Servus Kämpfernatur – Hermann Waldy sen. ist tot

20. September 2017

Nun hat er doch noch seinen langen und erbittert geführten Kampf gegen den Krebs verloren. Hermann Waldy Senior ist tot. Der 70-jährige Kärntner war einer der erfolgreichsten Bergrennfahrer Österreichs und gewann zwischen 2004 und 2016 sieben Mal die Österreichische Berg-Staatsmeisterschaft im Formel 3000. Bereits 1968 begann die motorsportliche Laufbahn des Hermann Waldy in den Disziplinen Autocross und Skijöring.

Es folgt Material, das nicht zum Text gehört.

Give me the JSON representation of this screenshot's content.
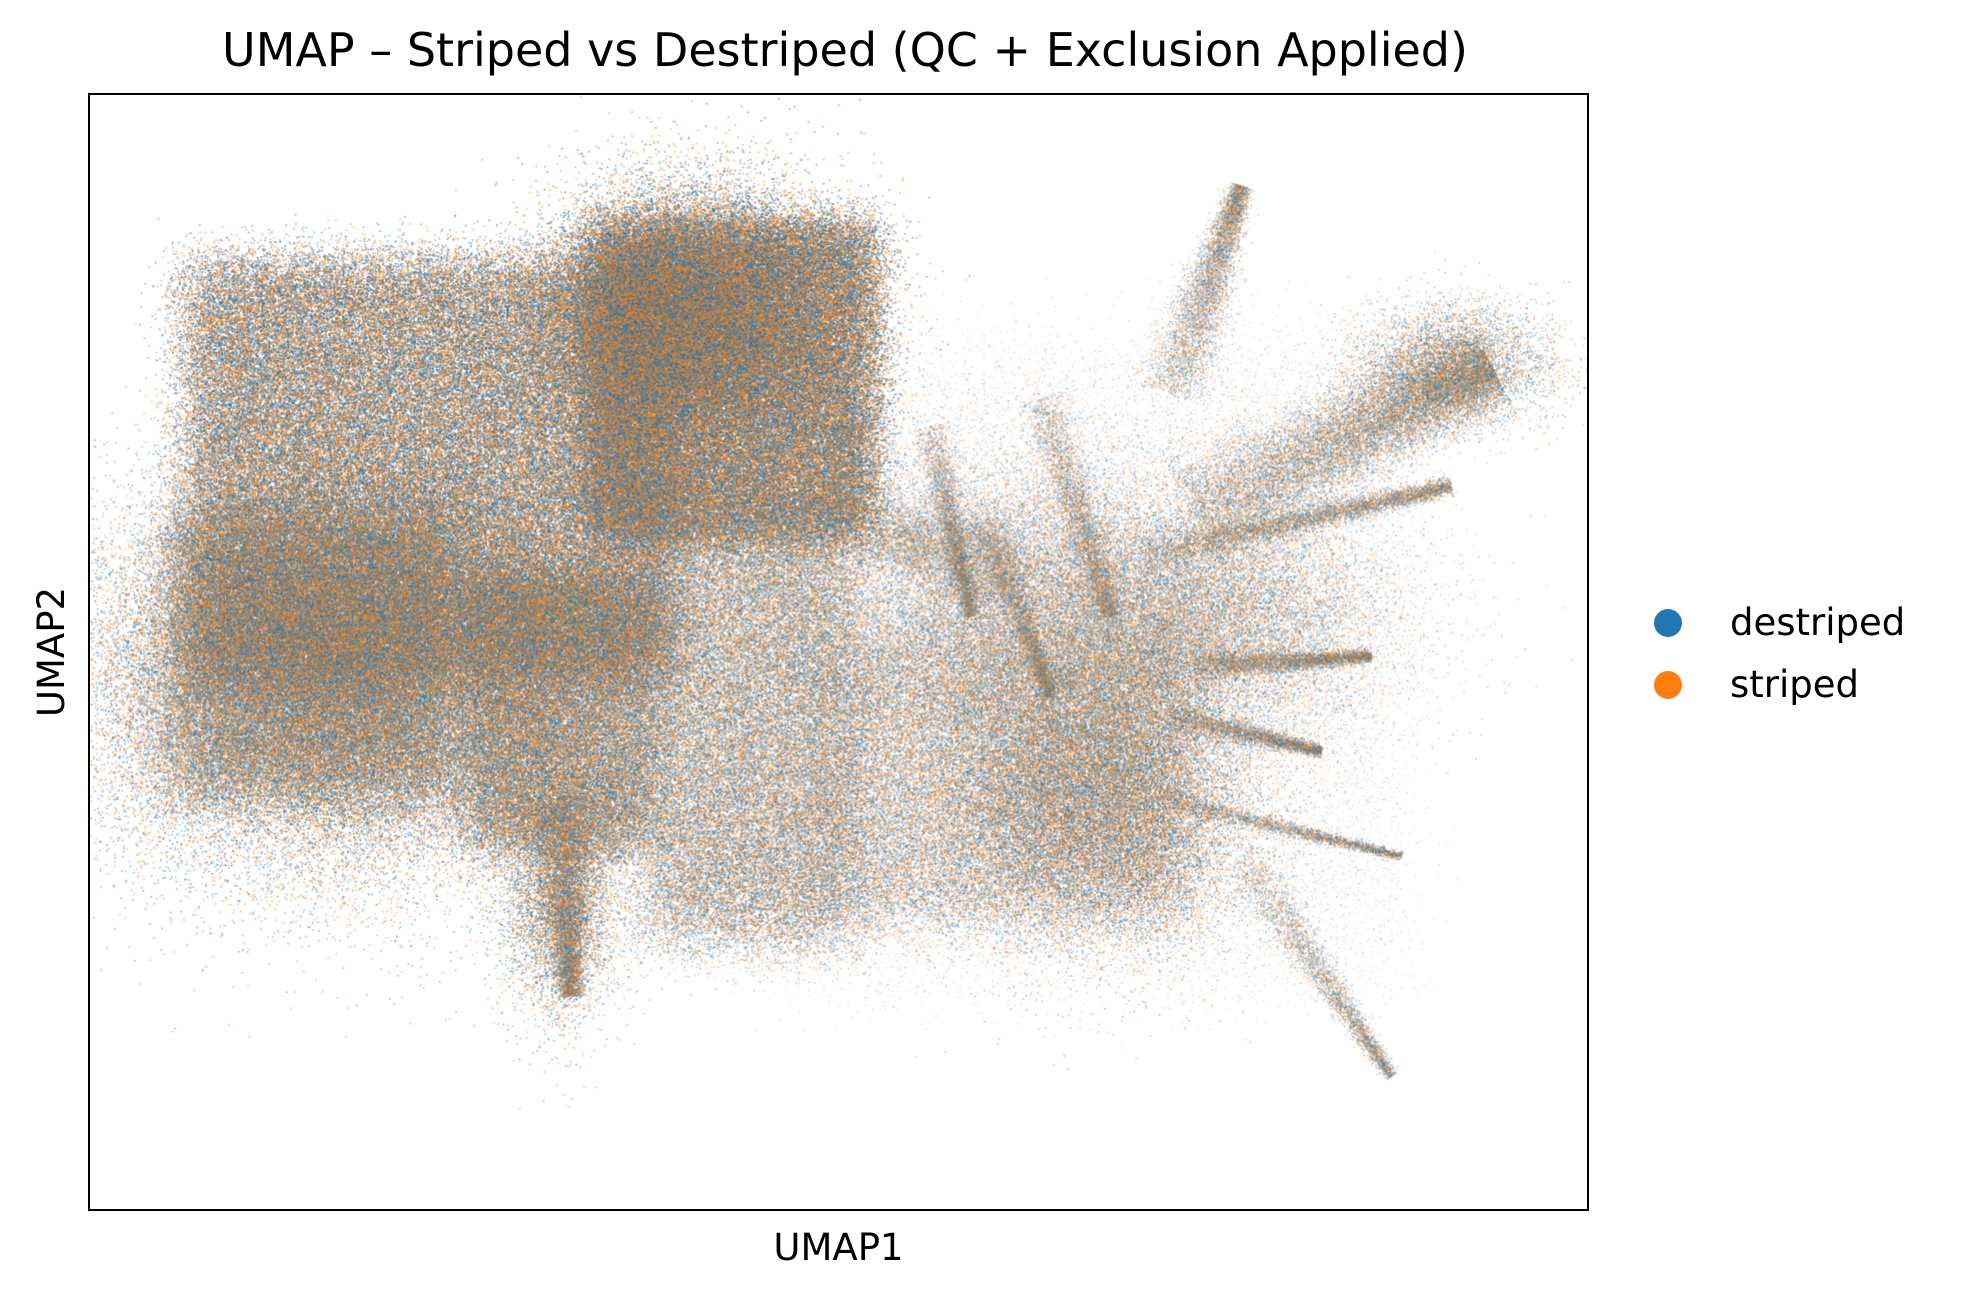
{
  "chart_data": {
    "type": "scatter",
    "title": "UMAP – Striped vs Destriped (QC + Exclusion Applied)",
    "xlabel": "UMAP1",
    "ylabel": "UMAP2",
    "xticks": [],
    "yticks": [],
    "grid": false,
    "legend_position": "right",
    "series": [
      {
        "name": "destriped",
        "color": "#1f77b4"
      },
      {
        "name": "striped",
        "color": "#ff7f0e"
      }
    ]
  }
}
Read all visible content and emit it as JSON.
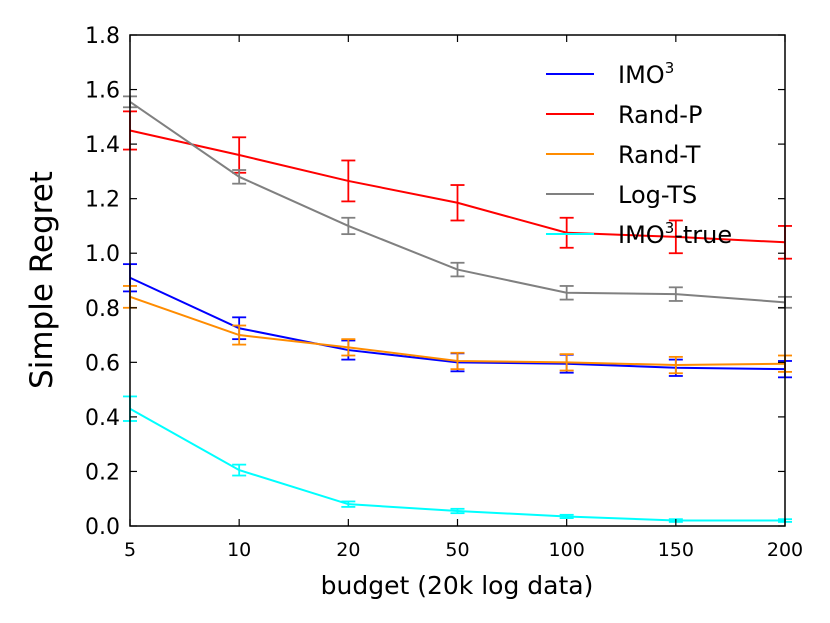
{
  "chart_data": {
    "type": "line",
    "title": "",
    "xlabel": "budget (20k log data)",
    "ylabel": "Simple Regret",
    "x_categories": [
      "5",
      "10",
      "20",
      "50",
      "100",
      "150",
      "200"
    ],
    "ylim": [
      0.0,
      1.8
    ],
    "yticks": [
      "0.0",
      "0.2",
      "0.4",
      "0.6",
      "0.8",
      "1.0",
      "1.2",
      "1.4",
      "1.6",
      "1.8"
    ],
    "grid": false,
    "legend_position": "top-right",
    "series": [
      {
        "name": "IMO",
        "name_sup": "3",
        "name_suffix": "",
        "color": "#0000ff",
        "values": [
          0.91,
          0.725,
          0.645,
          0.6,
          0.595,
          0.58,
          0.575
        ],
        "errors": [
          0.05,
          0.04,
          0.035,
          0.033,
          0.033,
          0.03,
          0.03
        ]
      },
      {
        "name": "Rand-P",
        "name_sup": "",
        "name_suffix": "",
        "color": "#ff0000",
        "values": [
          1.45,
          1.36,
          1.265,
          1.185,
          1.075,
          1.06,
          1.04
        ],
        "errors": [
          0.07,
          0.065,
          0.075,
          0.065,
          0.055,
          0.06,
          0.06
        ]
      },
      {
        "name": "Rand-T",
        "name_sup": "",
        "name_suffix": "",
        "color": "#ff8c00",
        "values": [
          0.84,
          0.7,
          0.655,
          0.605,
          0.6,
          0.59,
          0.595
        ],
        "errors": [
          0.04,
          0.035,
          0.03,
          0.03,
          0.03,
          0.03,
          0.03
        ]
      },
      {
        "name": "Log-TS",
        "name_sup": "",
        "name_suffix": "",
        "color": "#808080",
        "values": [
          1.555,
          1.28,
          1.1,
          0.94,
          0.855,
          0.85,
          0.82
        ],
        "errors": [
          0.02,
          0.025,
          0.03,
          0.025,
          0.025,
          0.025,
          0.02
        ]
      },
      {
        "name": "IMO",
        "name_sup": "3",
        "name_suffix": "-true",
        "color": "#00ffff",
        "values": [
          0.43,
          0.205,
          0.08,
          0.055,
          0.035,
          0.02,
          0.02
        ],
        "errors": [
          0.045,
          0.02,
          0.01,
          0.008,
          0.006,
          0.005,
          0.005
        ]
      }
    ]
  }
}
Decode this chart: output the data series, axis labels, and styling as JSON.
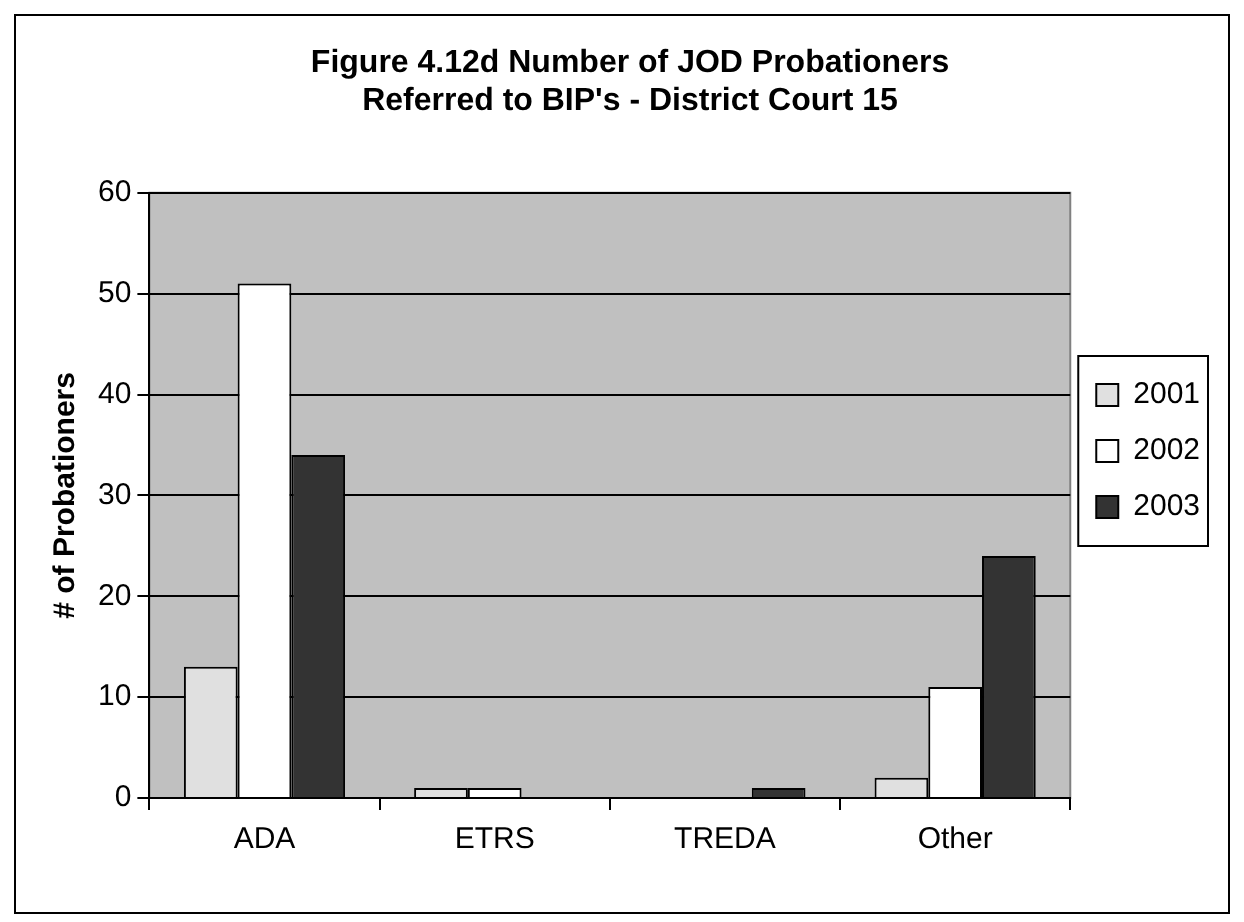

Seit Mitte der 1980er betätigte sich Waldy im Bergrennsport, was zu seiner großen Leidenschaft wurde. Zu seinen  Meistertiteln gesellten sich zahlreiche Gesamtsiege bei nationalen und internationalen Bergrennen. Waldy war eine beispielhafte Kämpfernatur und machte immer das Beste aus seiner Situation. In Folge seiner Krebserkrankung  laborierte er Anfang dieses Jahres auch noch an einer inkompletten Querschnittlähmung. Bis zum Rechbergrennen Ende April hatte sich Waldy wieder soweit ins Leben zurückgekämpft, um beim größten Bergrennen Österreichs ein letztes Mal an den Start gehen zu können. Die 50. Motorsportsaison, die ihm 2018 bevorstand, was sein erklärtes Ziel war, blieb dem sympathischen Sportsmann leider verwehrt. Der Bergrennsport in Österreich und ganz Europa verliert mit Hermann Waldy Senior einen Ausnahmekönner und große Persönlichkeit, die am 19. September 2017 verstarb. Der Trauergottesdient wird am Samstag, den 23. September, um 14 Uhr, in der Pfarrkirche Radweg gelesen.